A constatação do parágrafo pretérito é impactante  aos horizontes do direito. Entretanto, trata-se de uma realidade que deve sim ser enfrentada.

Nesse cenário pluralista, no qual uma multiplicidade familiar se apresenta, que as reflexões se farão ao longo do texto, tendo como foco precisamente os impedimentos matrimoniais, bem como a psicanálise.

Destacado nesse trabalho será o incesto, que surge com um sentido legislativo central, isto é, o legislador almeja combater o incesto. Diante disso, coerente é problematizar algumas questões. Tais como: Se o direito veda e super abomina o incesto na construção dos impedimentos matrimoniais, não estaria o direito protegendo uma expectativa de direitos( os filhos, pois assim se partiria do pressuposto de que o casamento necessariamente gera filhos), quando se estiver diante de justificativa biológica ( de problemas psíquicos dos filhos de relacionamento incestuosos)  de proibição do fenômeno do incesto?

O direito abomina o incesto. Seria o incesto uma vedação cultural, moral ou jurídica?

Proibir o incesto não seria uma intervenção estatal na autonomia da vontade?

 Casamento não é plurilateral, entre partes, e não é a vontade dos nubentes que deve prosperar?

Se o Estado proíbe o incesto não está contendo a autonomia da vontade( me casarei com quem eu quiser)?

2. OS IMPEDIMENTOS MATRIMONIAIS

Antes de ingressar propriamente no tema que se propõe neste capítulo, é devido identificar que esses impedimentos constituem proibições para a celebração do ato conjugal.

O citado impedimento é traduzido como invalidade. Invalidade que carrega o grave efeito da nulidade do casamento. Nulidade que deve ser interpretada com toda a cautela. Sob pena de serem instauradas insuportáveis atecnias.

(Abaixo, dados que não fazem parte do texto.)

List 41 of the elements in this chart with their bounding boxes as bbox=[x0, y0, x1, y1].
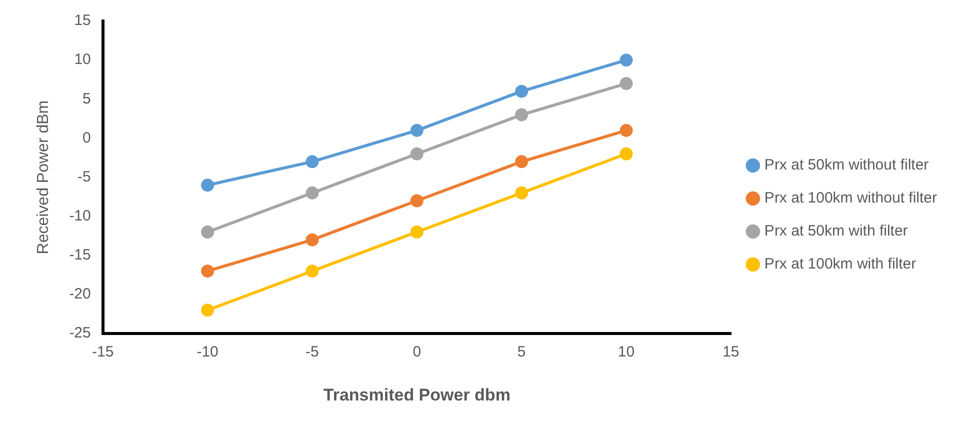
y-tick-label: 15 bbox=[74, 12, 91, 30]
y-tick-label: -10 bbox=[69, 208, 91, 225]
point bbox=[306, 186, 319, 200]
x-axis-title: Transmited Power dbm bbox=[323, 385, 510, 404]
point bbox=[306, 233, 319, 246]
x-tick-label: -10 bbox=[196, 344, 218, 361]
y-axis-title: Received Power dBm bbox=[35, 100, 52, 254]
point bbox=[201, 226, 214, 239]
point bbox=[306, 155, 319, 168]
legend-label: Prx at 50km with filter bbox=[764, 222, 908, 240]
point bbox=[620, 124, 633, 137]
point bbox=[201, 264, 214, 278]
x-tick-label: 15 bbox=[722, 344, 740, 361]
point bbox=[306, 264, 319, 278]
x-tick-label: 10 bbox=[618, 344, 635, 361]
y-tick-label: -25 bbox=[69, 324, 91, 342]
legend-label: Prx at 100km with filter bbox=[764, 256, 916, 273]
point bbox=[201, 178, 214, 192]
point bbox=[620, 54, 633, 67]
y-tick-label: -15 bbox=[69, 246, 91, 264]
x-tick-label: -5 bbox=[306, 344, 319, 361]
point bbox=[410, 124, 424, 137]
point bbox=[515, 155, 528, 168]
x-tick-label: 0 bbox=[412, 344, 422, 361]
x-tick-label: 5 bbox=[517, 344, 526, 361]
point bbox=[201, 304, 214, 317]
y-tick-label: -5 bbox=[78, 168, 91, 186]
y-tick-label: 0 bbox=[82, 129, 91, 146]
legend-label: Prx at 100km without filter bbox=[764, 190, 938, 207]
y-tick-label: 5 bbox=[82, 90, 91, 108]
y-tick-label: 10 bbox=[74, 51, 91, 68]
point bbox=[620, 77, 633, 90]
point bbox=[620, 147, 633, 160]
point bbox=[410, 194, 424, 208]
point bbox=[515, 108, 528, 122]
y-tick-label: -20 bbox=[69, 286, 91, 303]
point bbox=[515, 84, 528, 98]
point bbox=[410, 226, 424, 239]
legend-label: Prx at 50km without filter bbox=[764, 156, 929, 174]
point bbox=[515, 186, 528, 200]
point bbox=[410, 147, 424, 160]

A nulidade para parcela da clássica teoria do direito, enseja a inexistência do ato jurídico.  Todavia, será que o plano de existência efetivamente é o mais afetado?

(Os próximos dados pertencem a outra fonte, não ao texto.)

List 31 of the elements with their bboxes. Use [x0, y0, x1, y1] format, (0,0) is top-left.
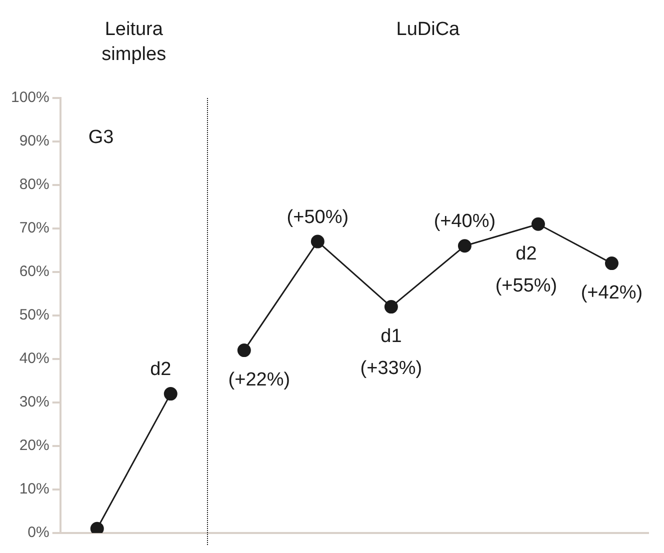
point: [237, 344, 251, 358]
y-tick-label: 10%: [19, 480, 50, 498]
point: [310, 234, 324, 248]
annotation: d2: [516, 243, 537, 264]
point: [604, 256, 618, 270]
y-tick-label: 20%: [19, 437, 50, 454]
y-tick-label: 50%: [19, 306, 50, 324]
annotation: (+42%): [580, 282, 643, 304]
y-tick-label: 80%: [19, 176, 50, 194]
annotation: G3: [88, 127, 114, 148]
y-tick-label: 100%: [10, 89, 50, 106]
y-tick-label: 60%: [19, 263, 50, 280]
text: Leitura simples: [102, 19, 166, 66]
annotation: d2: [150, 359, 172, 380]
point: [458, 239, 472, 253]
annotation: (+33%): [360, 358, 422, 380]
annotation: (+55%): [495, 275, 558, 296]
annotation: (+50%): [286, 206, 349, 228]
annotation: (+22%): [228, 370, 290, 391]
annotation: d1: [380, 326, 402, 348]
y-tick-label: 30%: [19, 394, 50, 411]
point: [164, 387, 178, 401]
point: [531, 217, 545, 231]
point: [90, 522, 104, 533]
text: LuDiCa: [396, 19, 460, 40]
annotation: (+40%): [434, 211, 496, 232]
y-tick-label: 90%: [19, 132, 50, 150]
y-tick-label: 70%: [19, 220, 50, 237]
y-tick-label: 0%: [28, 524, 50, 542]
point: [384, 300, 398, 314]
y-tick-label: 40%: [19, 350, 50, 368]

A existência, interpreta-se, repercute como o fenômeno que se apresenta aos sentidos humanos. Vale afirmar, os atos nulos, existiram, se apresentaram aos sentidos humanos, só serão fulminados do mundo jurídico. Entretanto, o efeito da nulidade não é fulminar a existência do fato jurídico e sim fulminar o próprio fato jurídico, após preritamente ter existido.

De modo que, o efeito da fulminação se perfará de  forma plena ou parcial, pois só acontece o invocado efeito se possível for, conforme as circunstâncias de cada caso concreto.

Perceba-se que o efeito pleno da nulidade, tem de ser capaz de promover o regresso ao estado anterior, como se não houvesse existido o fato. O que é diferente da inexistência.

Existem fatos que em meio a um arcabouço de institutos jurídicos que merecem guarida, obstam o regresso pleno ao estado anterior. Assim, o regresso ao estado anterior mesmo com o afã legislativo de positivação do efeito da nulidade, só se dará se possível for, conforme o caso concreto.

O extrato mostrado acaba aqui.